Politis haberi “Hazırım, Ama… Kıbrıs Sorununda Diyaloğun Devamı İçin İki Şart” başlığıyla aktardı ve Anastasiadis’in, önceki gece Kıbrıs Rum Başkanlık Sarayı’nda düzenlenen “resmi kınama etkinliğinde” Crans-Montana için “Kıbrıs sorununun uzun sürecinde yeni bir istasyondu, sorumluluklarını üstlenmek istemeyenlerin ima ettiği gibi yolun sonu değildi” dediğine dikkat çekti.
Triandafillidis: “Kıbrıs Cumhuriyeti korunmalı, Kıbrıs sorunu doğru zeminine geri oturtulmalı”
Aynı gazete “kınama ve anma” törenleri kapsamında, Ortodoks Kilisesi Başpiskoposu II. Hrisostomos’un yönettiği ve Kıbrıs Rum Yönetimi Başkanı Anastasiadis’in de katıldığı, Faneromeni Kilisesi’ndeki anma töreninde resmi konuşmayı yapan hukukçu Kris Triandafillidis’in sözlerinin iç cephede gerilim yarattığını haber verdi.
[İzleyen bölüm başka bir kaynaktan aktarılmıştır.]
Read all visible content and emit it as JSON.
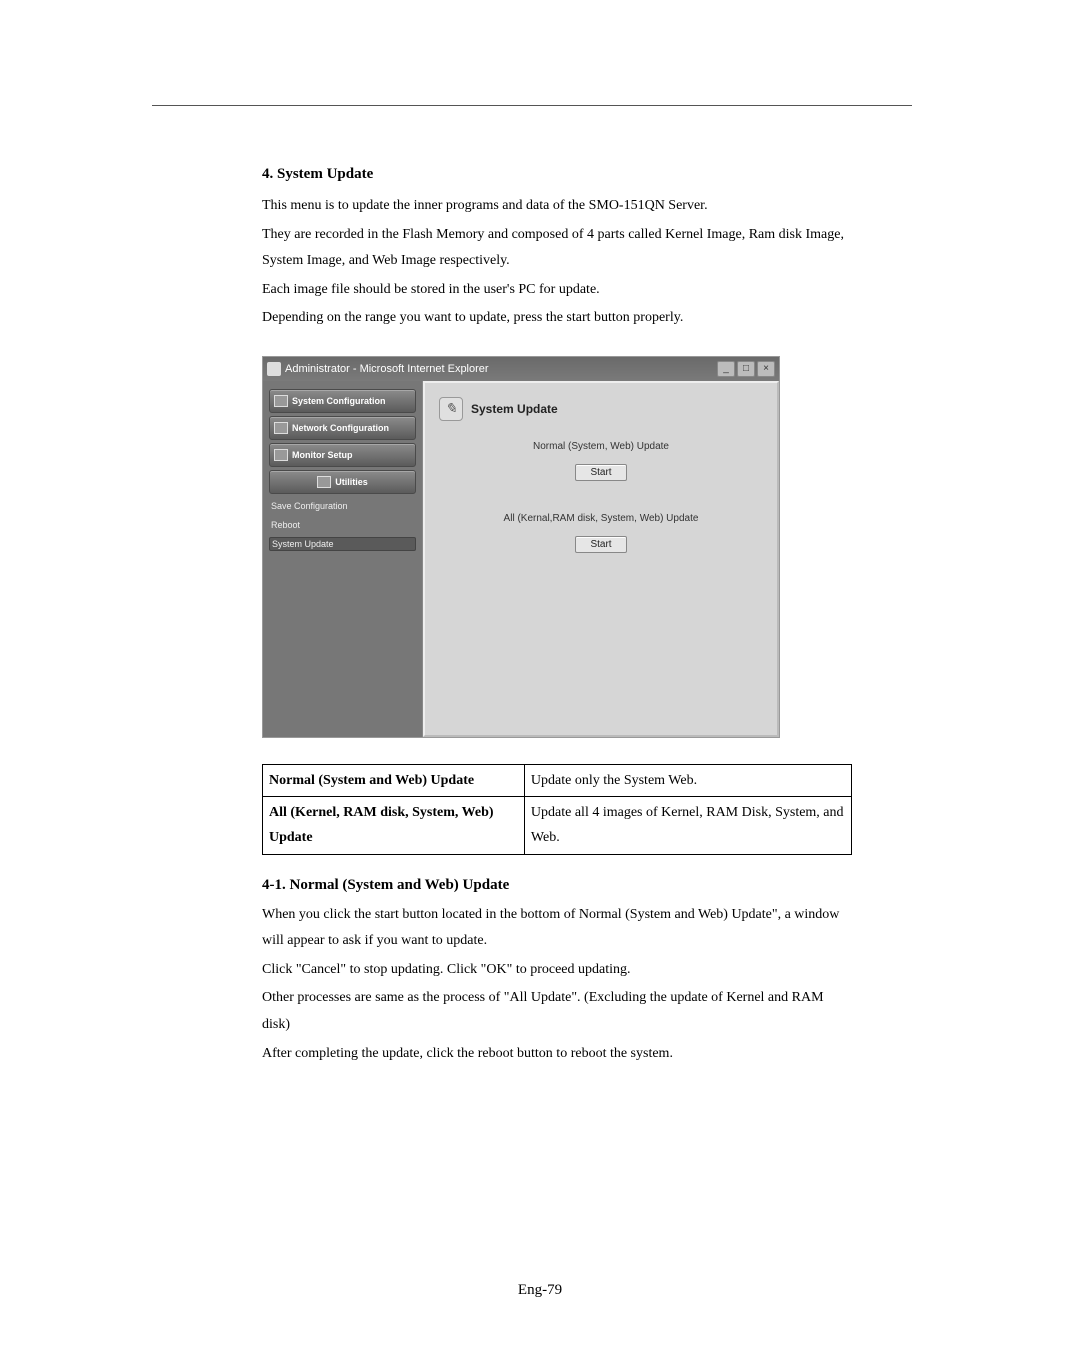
{
  "section": {
    "title": "4. System Update",
    "p1": "This menu is to update the inner programs and data of the SMO-151QN Server.",
    "p2": "They are recorded in the Flash Memory and composed of 4 parts called Kernel Image, Ram disk Image, System Image, and Web Image respectively.",
    "p3": "Each image file should be stored in the user's PC for update.",
    "p4": "Depending on the range you want to update, press the start button properly."
  },
  "window": {
    "title": "Administrator - Microsoft Internet Explorer",
    "min": "_",
    "max": "□",
    "close": "×",
    "sidebar": {
      "system_config": "System Configuration",
      "network_config": "Network Configuration",
      "monitor_setup": "Monitor Setup",
      "utilities": "Utilities",
      "save_config": "Save Configuration",
      "reboot": "Reboot",
      "system_update": "System Update"
    },
    "panel": {
      "title": "System Update",
      "normal_label": "Normal (System, Web) Update",
      "normal_start": "Start",
      "all_label": "All (Kernal,RAM disk, System, Web) Update",
      "all_start": "Start"
    }
  },
  "table": {
    "row1": {
      "k": "Normal (System and Web) Update",
      "v": "Update only the System Web."
    },
    "row2": {
      "k": "All (Kernel, RAM disk, System, Web) Update",
      "v": "Update all 4 images of Kernel, RAM Disk, System, and Web."
    }
  },
  "sub": {
    "title": "4-1. Normal (System and Web) Update",
    "p1": "When you click the start button located in the bottom of Normal (System and Web) Update\", a window will appear to ask if you want to update.",
    "p2": "Click \"Cancel\" to stop updating. Click \"OK\" to proceed updating.",
    "p3": "Other processes are same as the process of \"All Update\". (Excluding the update of Kernel and RAM disk)",
    "p4": "After completing the update, click the reboot button to reboot the system."
  },
  "page_num": "Eng-79"
}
Gazeteye göre daha önce Anastasiadis’in danışman grubunda bulunan Triandafillidis konuşmasında “Kıbrıs Cumhuriyeti’nin korunması gerektiğini” savundu, şu sözleri AKEL’in sert tepkisine neden oldu:
“Kıbrıs sorununu doğru zeminine geri oturtmamız gerekir. Hiçbir siyasi liderin, Kıbrıs Cumhuriyeti’nin kurumsal olarak veya pratikte daha azını müzakere etme hakkı ve yetkisi yoktur. Hukuk silahı ile dimdik müzakere edelim. Bu, sonuç vermekte gecikebilir ama sonunda sonuç verir. Yeter ki doğru icraatta bulunalım.”
AKEL, Kilise’yi suçladı
Haravgi “Başpiskoposluk-Hükümetten Ayrılıkçı Seçim… İstilayla İlgili Dini Törende Resmi Konuşmacı Olarak Triandafillidis’i Seçtiler” başlıklı haberinde, AKEL’in Triandafillidis’in sözlerini “Kıbrıs sorununa federasyon çözümüne karşı çıkarak ülkenin resmi liderliğinin izlediği görüşün aksini belirtmiştir” diyerek tepkisini gösterdiğini yazdı.
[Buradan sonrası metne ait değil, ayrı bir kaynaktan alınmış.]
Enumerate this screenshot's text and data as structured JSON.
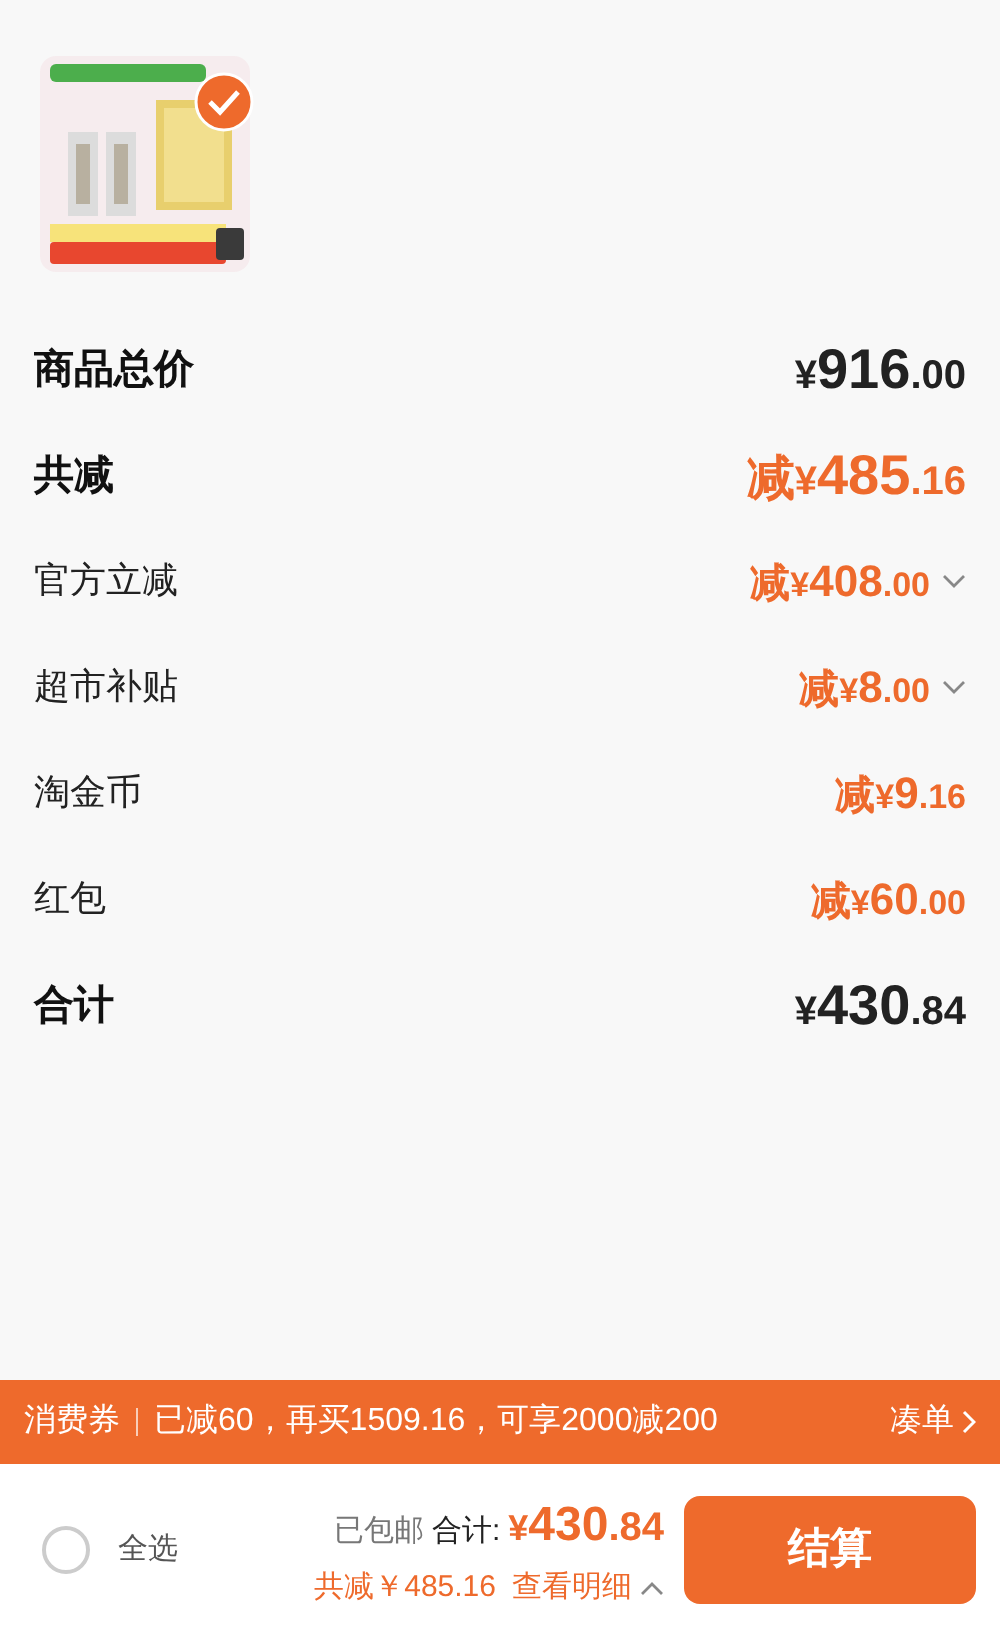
{
  "product": {
    "kind": "picture",
    "checked": true
  },
  "rows": [
    {
      "label": "商品总价",
      "kind": "header",
      "color": "#222222",
      "prefix": "",
      "currency": "¥",
      "integer": "916",
      "decimal": ".00",
      "expandable": false
    },
    {
      "label": "共减",
      "kind": "header",
      "color": "#ee6a2c",
      "prefix": "减",
      "currency": "¥",
      "integer": "485",
      "decimal": ".16",
      "expandable": false
    },
    {
      "label": "官方立减",
      "kind": "item",
      "color": "#ee6a2c",
      "prefix": "减",
      "currency": "¥",
      "integer": "408",
      "decimal": ".00",
      "expandable": true
    },
    {
      "label": "超市补贴",
      "kind": "item",
      "color": "#ee6a2c",
      "prefix": "减",
      "currency": "¥",
      "integer": "8",
      "decimal": ".00",
      "expandable": true
    },
    {
      "label": "淘金币",
      "kind": "item",
      "color": "#ee6a2c",
      "prefix": "减",
      "currency": "¥",
      "integer": "9",
      "decimal": ".16",
      "expandable": false
    },
    {
      "label": "红包",
      "kind": "item",
      "color": "#ee6a2c",
      "prefix": "减",
      "currency": "¥",
      "integer": "60",
      "decimal": ".00",
      "expandable": false
    },
    {
      "label": "合计",
      "kind": "header",
      "color": "#222222",
      "prefix": "",
      "currency": "¥",
      "integer": "430",
      "decimal": ".84",
      "expandable": false
    }
  ],
  "coupon_bar": {
    "label": "消费券",
    "message": "已减60，再买1509.16，可享2000减200",
    "action": "凑单"
  },
  "footer": {
    "select_all": {
      "label": "全选",
      "checked": false
    },
    "shipping": "已包邮",
    "total_label": "合计:",
    "currency": "¥",
    "total_integer": "430",
    "total_decimal": ".84",
    "saved": "共减￥485.16",
    "details": "查看明细",
    "checkout": "结算"
  }
}
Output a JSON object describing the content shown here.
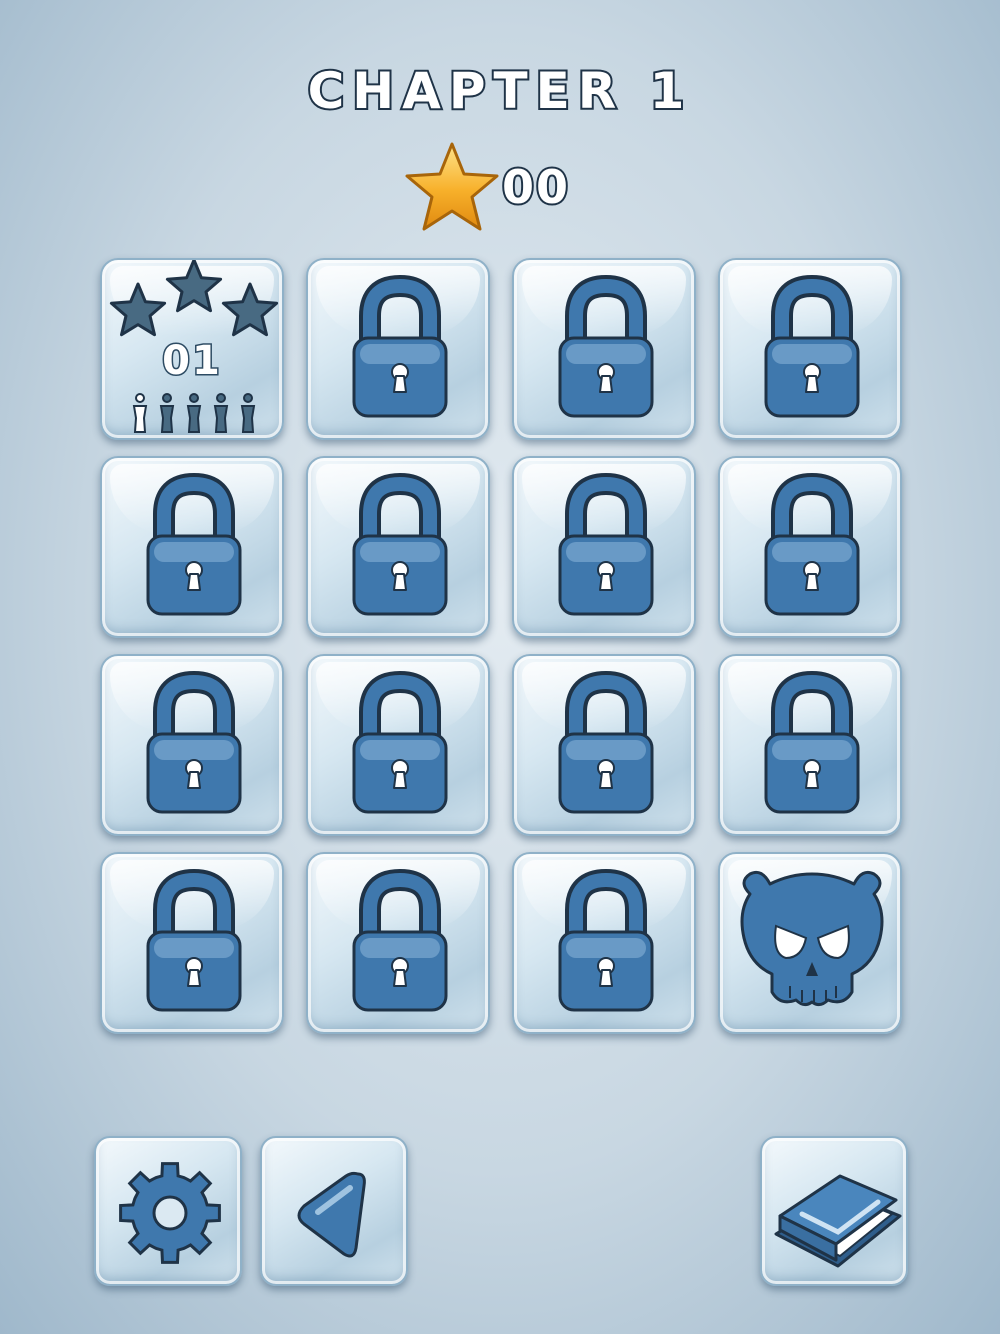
{
  "header": {
    "title": "CHAPTER 1",
    "star_icon": "star-icon",
    "star_total": "00"
  },
  "levels": [
    {
      "state": "unlocked",
      "number": "01",
      "stars_earned": 0,
      "people_rescued": 1,
      "people_total": 5
    },
    {
      "state": "locked",
      "icon": "lock-icon"
    },
    {
      "state": "locked",
      "icon": "lock-icon"
    },
    {
      "state": "locked",
      "icon": "lock-icon"
    },
    {
      "state": "locked",
      "icon": "lock-icon"
    },
    {
      "state": "locked",
      "icon": "lock-icon"
    },
    {
      "state": "locked",
      "icon": "lock-icon"
    },
    {
      "state": "locked",
      "icon": "lock-icon"
    },
    {
      "state": "locked",
      "icon": "lock-icon"
    },
    {
      "state": "locked",
      "icon": "lock-icon"
    },
    {
      "state": "locked",
      "icon": "lock-icon"
    },
    {
      "state": "locked",
      "icon": "lock-icon"
    },
    {
      "state": "locked",
      "icon": "lock-icon"
    },
    {
      "state": "locked",
      "icon": "lock-icon"
    },
    {
      "state": "locked",
      "icon": "lock-icon"
    },
    {
      "state": "boss",
      "icon": "skull-icon"
    }
  ],
  "footer": {
    "settings_icon": "gear-icon",
    "back_icon": "back-arrow-icon",
    "book_icon": "book-icon"
  },
  "colors": {
    "icon_blue": "#3f78ad",
    "icon_outline": "#1f3347",
    "star_gold": "#f7a823",
    "star_empty": "#486a82"
  }
}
Habere göre Triandafillidis’in konuşmasını “kabul edilemez ve çok tahrikkâr” diye niteleyen AKEL, “söylediklerinin çoğu bölünmüşlüğün, Türk askeri varlığının ve kolonizasyonun kalıcılaşması reçetesini oluşturuyor. Görüşünü belirtmek Triandafillidis’in hakkıdır ancak Rum tarafının ve Kıbrıs Cumhuriyeti’nin Kıbrıs sorunundaki tezleriyle hiçbir ilgisi olmayan görüşlerini ortaya koymak için resmi anma törenini kullanamaz” dedi.
AKEL bölücü konuşma yapan kişiyi seçtiği için de törenin organizatörü olan Kıbrıs Rum Ortodoks Kilisesi’ni suçladı. Yunan Askeri Mezarlığı’nda ve Faneromeni Kilisesi’nde düzenlenen ve Yunan Meclisi Başkan Yardımcısı’nın da katıldığı törenlerde “Hrisi Avgi”nin (Altın Şafak) çelenk koymasından da üzüntü belirtti.
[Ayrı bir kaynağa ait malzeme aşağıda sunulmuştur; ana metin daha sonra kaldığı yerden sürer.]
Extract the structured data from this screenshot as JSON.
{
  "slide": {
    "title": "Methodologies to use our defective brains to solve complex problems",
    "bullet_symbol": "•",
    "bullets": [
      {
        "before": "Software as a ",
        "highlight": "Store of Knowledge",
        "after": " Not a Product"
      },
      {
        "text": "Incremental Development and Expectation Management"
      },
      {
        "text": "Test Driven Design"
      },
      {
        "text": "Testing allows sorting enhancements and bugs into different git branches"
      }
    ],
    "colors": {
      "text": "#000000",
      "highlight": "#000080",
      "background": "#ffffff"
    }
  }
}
Stefanu: “Başkan bu izlenime nerden kapıldı bilemem”
Gazete, AKEL Basın Sözcüsü Stefanos Stefanu’nun da Kıbrıs Rum Yönetimi Başkanı Nikos Anastasiadis’in “uluslararası toplumun ve AB’nin bölünmüşlüğün ana sebebinin Türk askerinin, garanti ve müdahale haklarının varlığı olduğunu anlamaya başladığı” iddiasını hayretle karşıladığını yazdı.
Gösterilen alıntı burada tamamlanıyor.